Official development assistance (ODA) is not international charity. It is a unique and crucial public resource for meeting the Sustainable Development Goals. It is the only resource that, with political will, can be fully dedicated to reducing poverty and inequality abroad, including fighting gender inequality and promoting women’s empowerment.

It is sometimes argued that other financial flows from the private sector, remittances and development finance institutions can play a more important role, reducing the need for ODA. They can make a contribution, but they often do so with other purposes as their primary objective. Without leadership from government, backed up by a significantly boost to the aid budget, other channels will not contribute significantly to poverty reduction and greater equality and address the climate crisis.

ODA leads not only in investment in poverty reduction, but also in setting norms for other actors. ODA has qualities that give it a unique role. The purposes and activities of ODA are set by public policy, are concessional and flexible, and can be directed where they are most needed in health or education or marginalized communities within countries. 

It is a key resource for supporting multilateral institutions and partnering with civil society organizations. As a public resource, it is monitored and traceable and citizens and parliaments can hold their governments to account. These characteristics mean that ODA can play a unique role in transforming the living conditions and enhancing opportunities for people affected by poverty, marginalization and discrimination. 

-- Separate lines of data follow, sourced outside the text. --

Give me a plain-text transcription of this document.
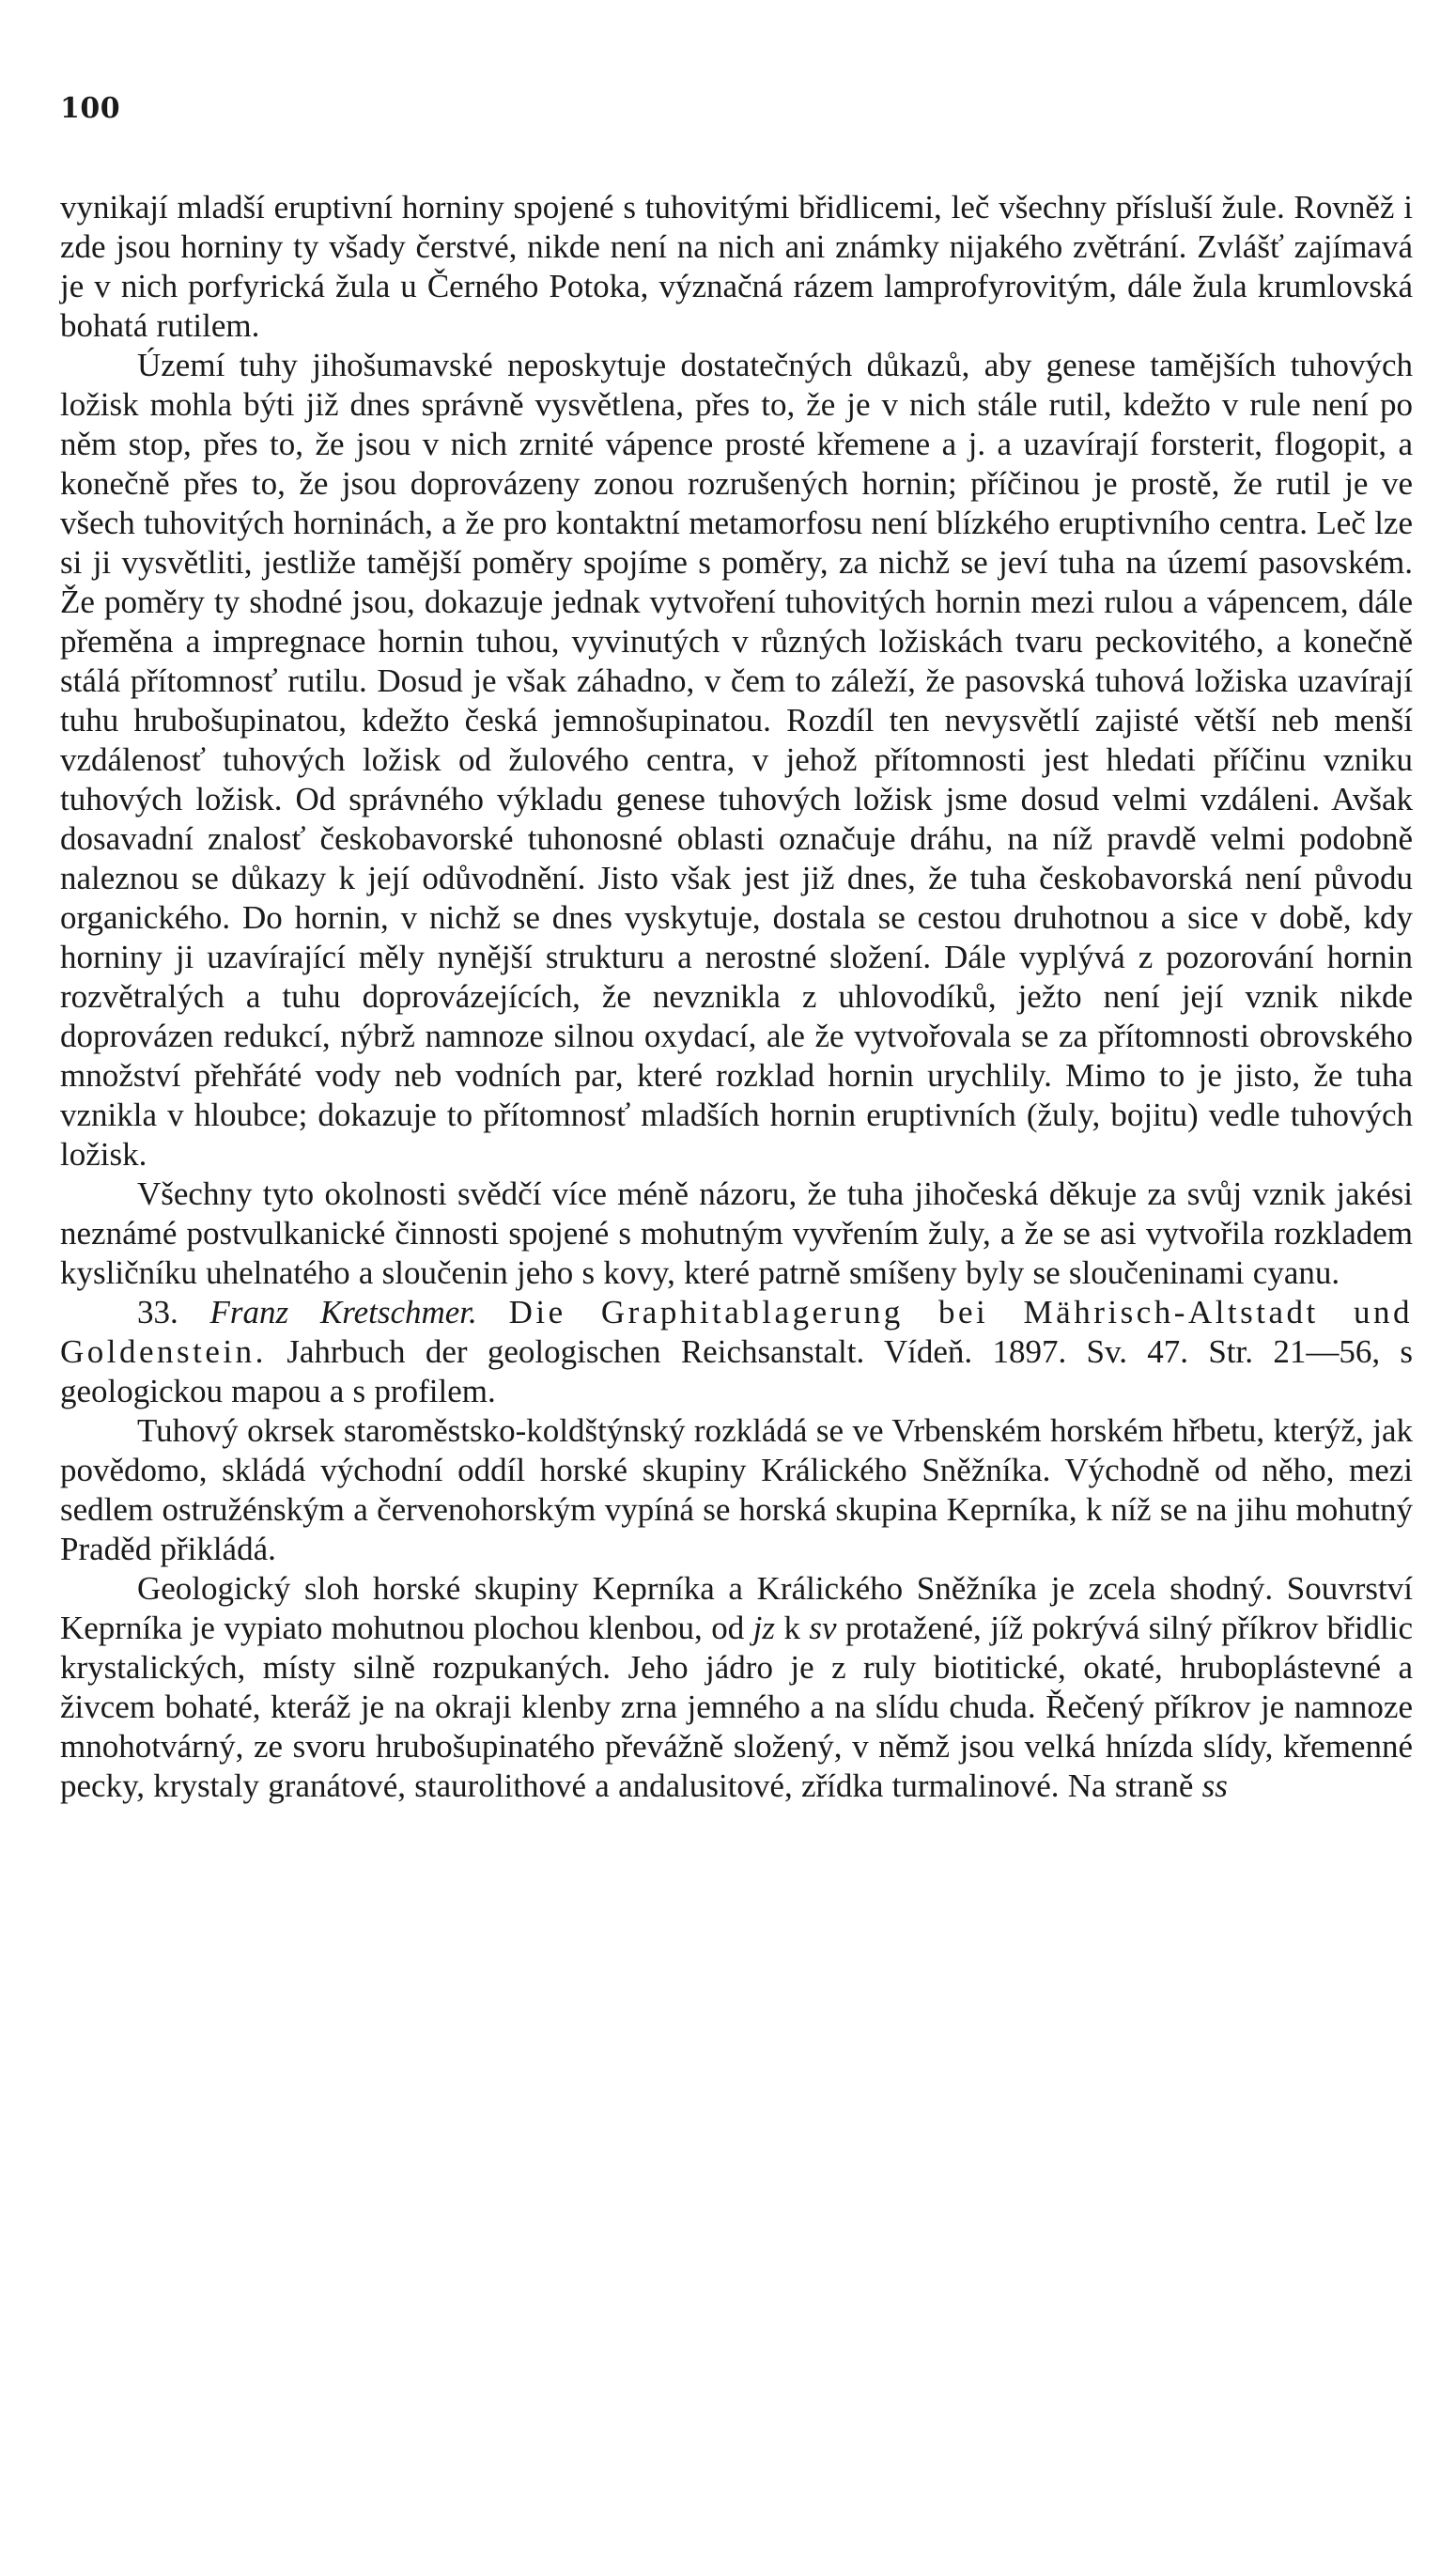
100

vynikají mladší eruptivní horniny spojené s tuhovitými břidlicemi, leč všechny přísluší žule. Rovněž i zde jsou horniny ty všady čerstvé, nikde není na nich ani známky nijakého zvětrání. Zvlášť zajímavá je v nich porfyrická žula u Černého Potoka, význačná rázem lamprofyrovitým, dále žula krumlovská bohatá rutilem.

Území tuhy jihošumavské neposkytuje dostatečných důkazů, aby genese tamějších tuhových ložisk mohla býti již dnes správně vysvětlena, přes to, že je v nich stále rutil, kdežto v rule není po něm stop, přes to, že jsou v nich zrnité vápence prosté křemene a j. a uzavírají forsterit, flogopit, a konečně přes to, že jsou doprovázeny zonou rozrušených hornin; příčinou je prostě, že rutil je ve všech tuhovitých horninách, a že pro kontaktní metamorfosu není blízkého eruptivního centra. Leč lze si ji vysvětliti, jestliže tamější poměry spojíme s poměry, za nichž se jeví tuha na území pasovském. Že poměry ty shodné jsou, dokazuje jednak vytvoření tuhovitých hornin mezi rulou a vápencem, dále přeměna a impregnace hornin tuhou, vyvinutých v různých ložiskách tvaru peckovitého, a konečně stálá přítomnosť rutilu. Dosud je však záhadno, v čem to záleží, že pasovská tuhová ložiska uzavírají tuhu hrubošupinatou, kdežto česká jemnošupinatou. Rozdíl ten nevysvětlí zajisté větší neb menší vzdálenosť tuhových ložisk od žulového centra, v jehož přítomnosti jest hledati příčinu vzniku tuhových ložisk. Od správného výkladu genese tuhových ložisk jsme dosud velmi vzdáleni. Avšak dosavadní znalosť českobavorské tuhonosné oblasti označuje dráhu, na níž pravdě velmi podobně naleznou se důkazy k její odůvodnění. Jisto však jest již dnes, že tuha českobavorská není původu organického. Do hornin, v nichž se dnes vyskytuje, dostala se cestou druhotnou a sice v době, kdy horniny ji uzavírající měly nynější strukturu a nerostné složení. Dále vyplývá z pozorování hornin rozvětralých a tuhu doprovázejících, že nevznikla z uhlovodíků, ježto není její vznik nikde doprovázen redukcí, nýbrž namnoze silnou oxydací, ale že vytvořovala se za přítomnosti obrovského množství přehřáté vody neb vodních par, které rozklad hornin urychlily. Mimo to je jisto, že tuha vznikla v hloubce; dokazuje to přítomnosť mladších hornin eruptivních (žuly, bojitu) vedle tuhových ložisk.

Všechny tyto okolnosti svědčí více méně názoru, že tuha jihočeská děkuje za svůj vznik jakési neznámé postvulkanické činnosti spojené s mohutným vyvřením žuly, a že se asi vytvořila rozkladem kysličníku uhelnatého a sloučenin jeho s kovy, které patrně smíšeny byly se sloučeninami cyanu.

33. Franz Kretschmer. Die Graphitablagerung bei Mährisch-Altstadt und Goldenstein. Jahrbuch der geologischen Reichsanstalt. Vídeň. 1897. Sv. 47. Str. 21—56, s geologickou mapou a s profilem.

Tuhový okrsek staroměstsko-koldštýnský rozkládá se ve Vrbenském horském hřbetu, kterýž, jak povědomo, skládá východní oddíl horské skupiny Králického Sněžníka. Východně od něho, mezi sedlem ostružénským a červenohorským vypíná se horská skupina Keprníka, k níž se na jihu mohutný Praděd přikládá.

Geologický sloh horské skupiny Keprníka a Králického Sněžníka je zcela shodný. Souvrství Keprníka je vypiato mohutnou plochou klenbou, od jz k sv protažené, jíž pokrývá silný příkrov břidlic krystalických, místy silně rozpukaných. Jeho jádro je z ruly biotitické, okaté, hruboplástevné a živcem bohaté, kteráž je na okraji klenby zrna jemného a na slídu chuda. Řečený příkrov je namnoze mnohotvárný, ze svoru hrubošupinatého převážně složený, v němž jsou velká hnízda slídy, křemenné pecky, krystaly granátové, staurolithové a andalusitové, zřídka turmalinové. Na straně ss
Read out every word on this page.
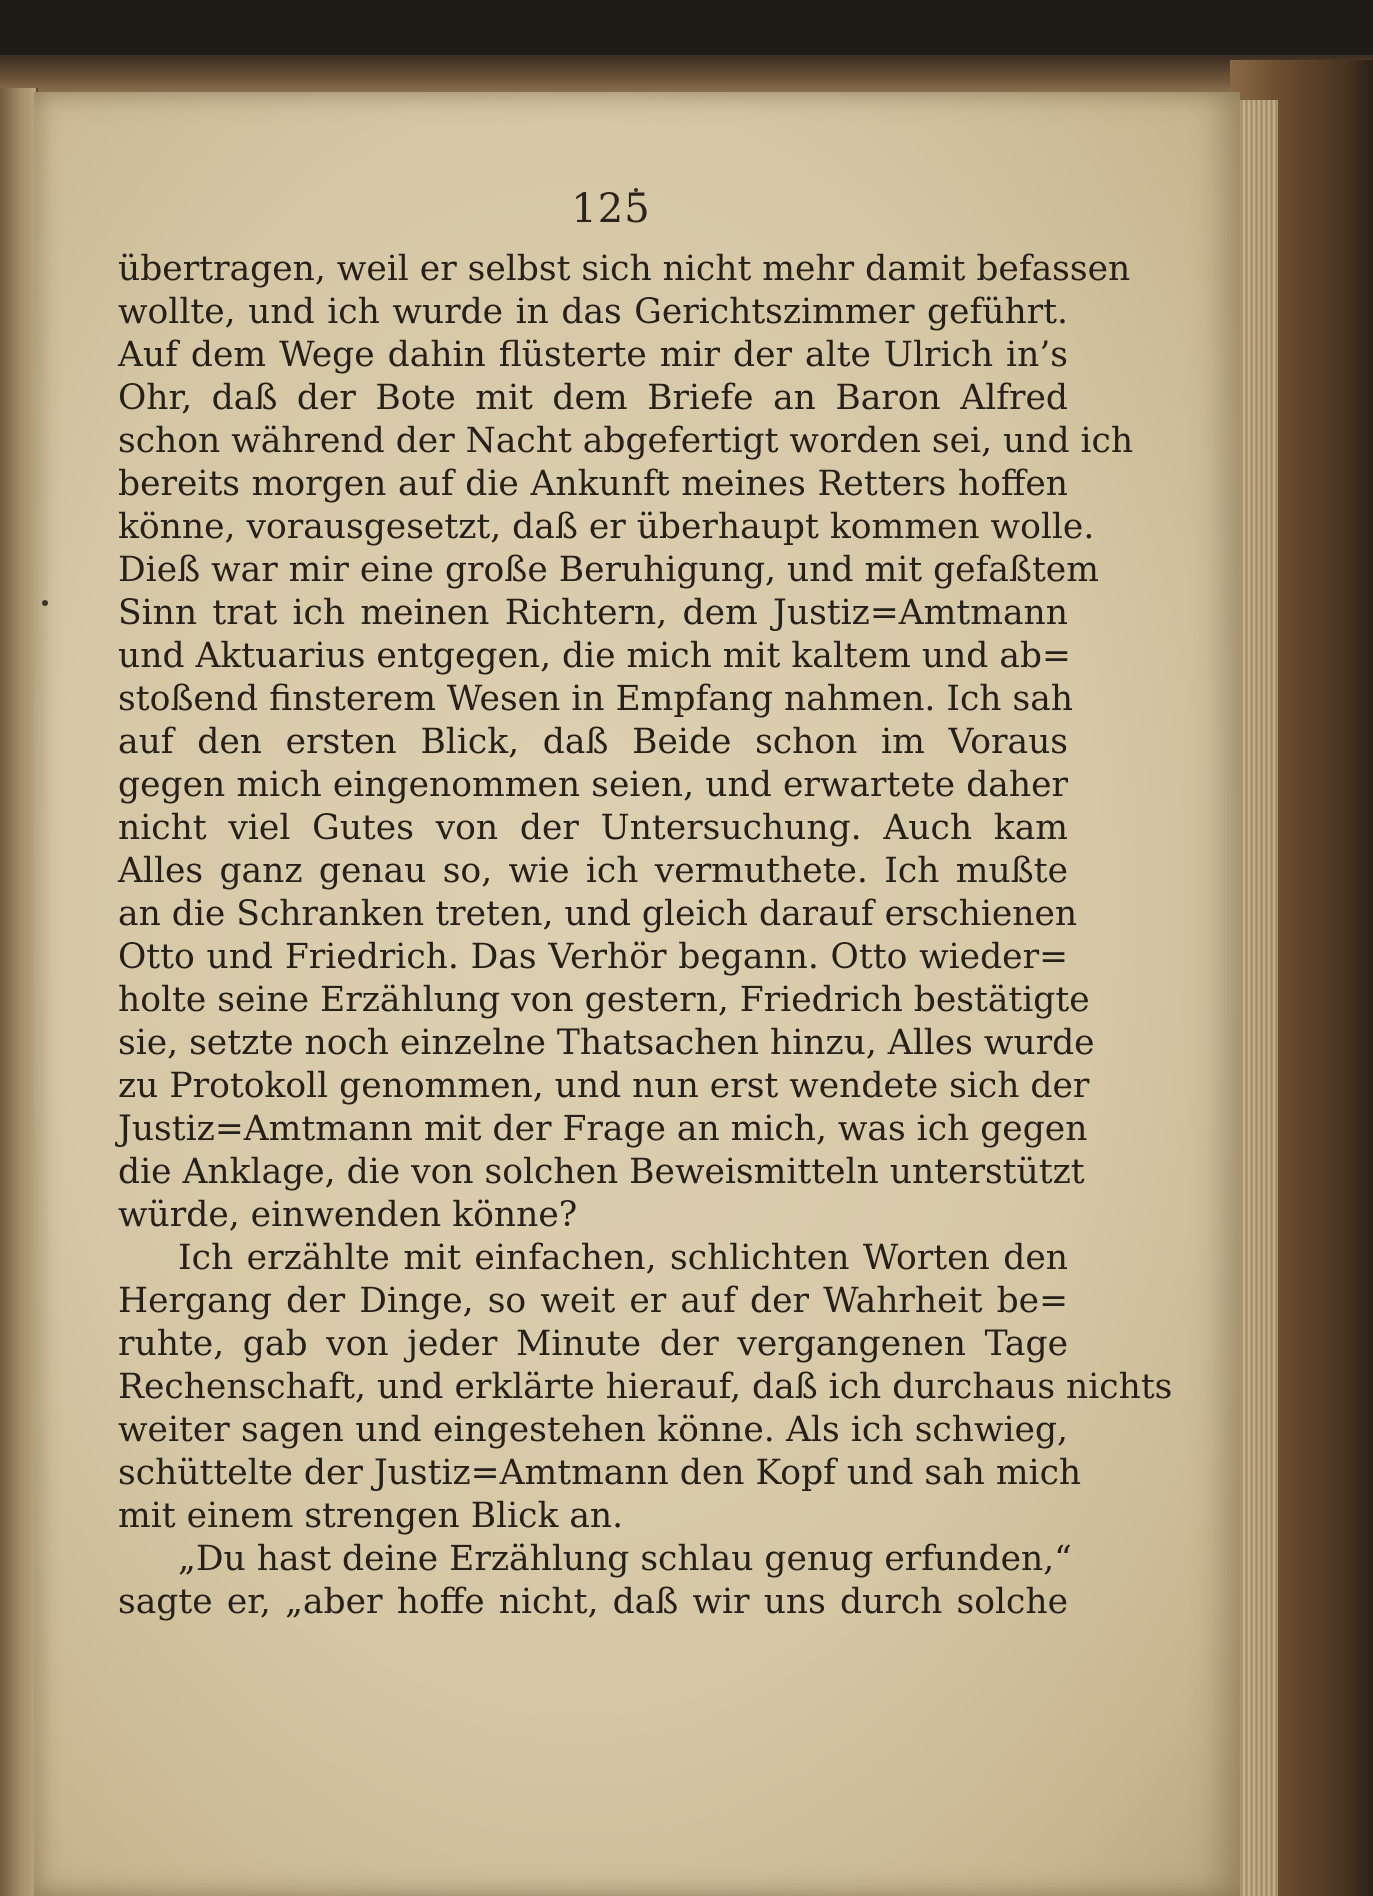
125
übertragen, weil er selbst sich nicht mehr damit befassen
wollte, und ich wurde in das Gerichtszimmer geführt.
Auf dem Wege dahin flüsterte mir der alte Ulrich in’s
Ohr, daß der Bote mit dem Briefe an Baron Alfred
schon während der Nacht abgefertigt worden sei, und ich
bereits morgen auf die Ankunft meines Retters hoffen
könne, vorausgesetzt, daß er überhaupt kommen wolle.
Dieß war mir eine große Beruhigung, und mit gefaßtem
Sinn trat ich meinen Richtern, dem Justiz=Amtmann
und Aktuarius entgegen, die mich mit kaltem und ab=
stoßend finsterem Wesen in Empfang nahmen. Ich sah
auf den ersten Blick, daß Beide schon im Voraus
gegen mich eingenommen seien, und erwartete daher
nicht viel Gutes von der Untersuchung. Auch kam
Alles ganz genau so, wie ich vermuthete. Ich mußte
an die Schranken treten, und gleich darauf erschienen
Otto und Friedrich. Das Verhör begann. Otto wieder=
holte seine Erzählung von gestern, Friedrich bestätigte
sie, setzte noch einzelne Thatsachen hinzu, Alles wurde
zu Protokoll genommen, und nun erst wendete sich der
Justiz=Amtmann mit der Frage an mich, was ich gegen
die Anklage, die von solchen Beweismitteln unterstützt
würde, einwenden könne?
Ich erzählte mit einfachen, schlichten Worten den
Hergang der Dinge, so weit er auf der Wahrheit be=
ruhte, gab von jeder Minute der vergangenen Tage
Rechenschaft, und erklärte hierauf, daß ich durchaus nichts
weiter sagen und eingestehen könne. Als ich schwieg,
schüttelte der Justiz=Amtmann den Kopf und sah mich
mit einem strengen Blick an.
„Du hast deine Erzählung schlau genug erfunden,“
sagte er, „aber hoffe nicht, daß wir uns durch solche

As an integral part of Canadian foreign policy, ODA is crucial not only for a more just world, but also in directing the urgently needed resources in a growing climate crisis that will affect the lives of hundreds of millions of vulnerable people around the world.

We call on all the parties in this new parliament to work together to ensure that Canada does play a strong and principled role in addressing the challenges of global poverty, equality and the climate crisis.   They could start by taking the OECD-DAC’s advice seriously and set out a path to increasing aid volumes by 10% or more a year for at least a decade. Only then will Canada’s global advocacy have any weight.